David Ellis

Personal information
- Full name: David John Ellis
- Born: 13 April 1934 (age 92) Middlesbrough, Yorkshire, England
- Batting: Right-handed

Domestic team information
- 1961–1966: Durham

Career statistics
| Competition | List A |
| Matches | 2 |
| Runs scored | 3 |
| Batting average | 1.50 |
| 100s/50s | –/– |
| Top score | 2 |
| Balls bowled | – |
| Wickets | – |
| Bowling average | – |
| 5 wickets in innings | – |
| 10 wickets in match | – |
| Best bowling | – |
| Catches/stumpings | –/– |
- Source: Cricinfo, 6 August 2011

= David Ellis (English cricketer) =

English cricketer

David John Ellis (born 13 April 1934) is a former English cricketer. Ellis was a right-handed batsman. He was born in Middlesbrough, Yorkshire.

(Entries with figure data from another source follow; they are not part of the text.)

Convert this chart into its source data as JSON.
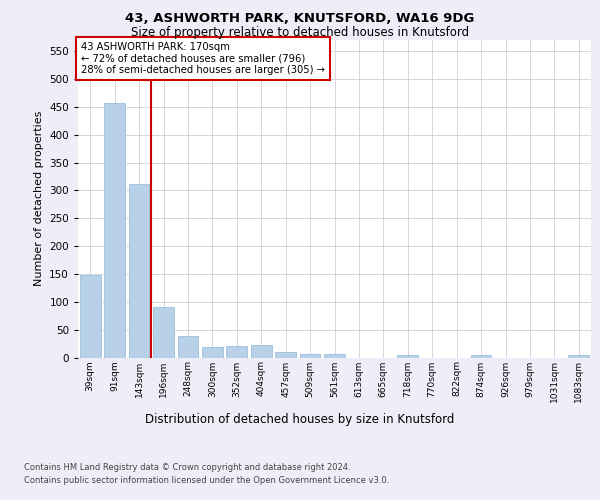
{
  "title1": "43, ASHWORTH PARK, KNUTSFORD, WA16 9DG",
  "title2": "Size of property relative to detached houses in Knutsford",
  "xlabel": "Distribution of detached houses by size in Knutsford",
  "ylabel": "Number of detached properties",
  "footer1": "Contains HM Land Registry data © Crown copyright and database right 2024.",
  "footer2": "Contains public sector information licensed under the Open Government Licence v3.0.",
  "categories": [
    "39sqm",
    "91sqm",
    "143sqm",
    "196sqm",
    "248sqm",
    "300sqm",
    "352sqm",
    "404sqm",
    "457sqm",
    "509sqm",
    "561sqm",
    "613sqm",
    "665sqm",
    "718sqm",
    "770sqm",
    "822sqm",
    "874sqm",
    "926sqm",
    "979sqm",
    "1031sqm",
    "1083sqm"
  ],
  "values": [
    148,
    457,
    312,
    91,
    38,
    19,
    20,
    22,
    9,
    6,
    6,
    0,
    0,
    4,
    0,
    0,
    4,
    0,
    0,
    0,
    4
  ],
  "bar_color": "#b8d0e8",
  "bar_edge_color": "#90b8d8",
  "grid_color": "#d0d0d8",
  "annotation_line1": "43 ASHWORTH PARK: 170sqm",
  "annotation_line2": "← 72% of detached houses are smaller (796)",
  "annotation_line3": "28% of semi-detached houses are larger (305) →",
  "vline_index": 2.5,
  "vline_color": "#cc0000",
  "annotation_box_edge_color": "#cc0000",
  "ylim_max": 570,
  "yticks": [
    0,
    50,
    100,
    150,
    200,
    250,
    300,
    350,
    400,
    450,
    500,
    550
  ],
  "bg_color": "#eeeef8",
  "plot_bg_color": "#ffffff"
}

Ellis made his debut for Durham against Northumberland in the 1961 Minor Counties Championship. He played Minor counties cricket for Durham from 1961 to 1966, making 36 Minor Counties Championship appearances. He made his List A debut against Hertfordshire in the 1964 Gillette Cup. In this match, he scored 2 runs before being dismissed by Robin Marques. He made a further List A appearance against Sussex in the following round of the same competition. He scored a single run in this match, before being dismissed by Ian Thomson, with Sussex winning by 200 runs.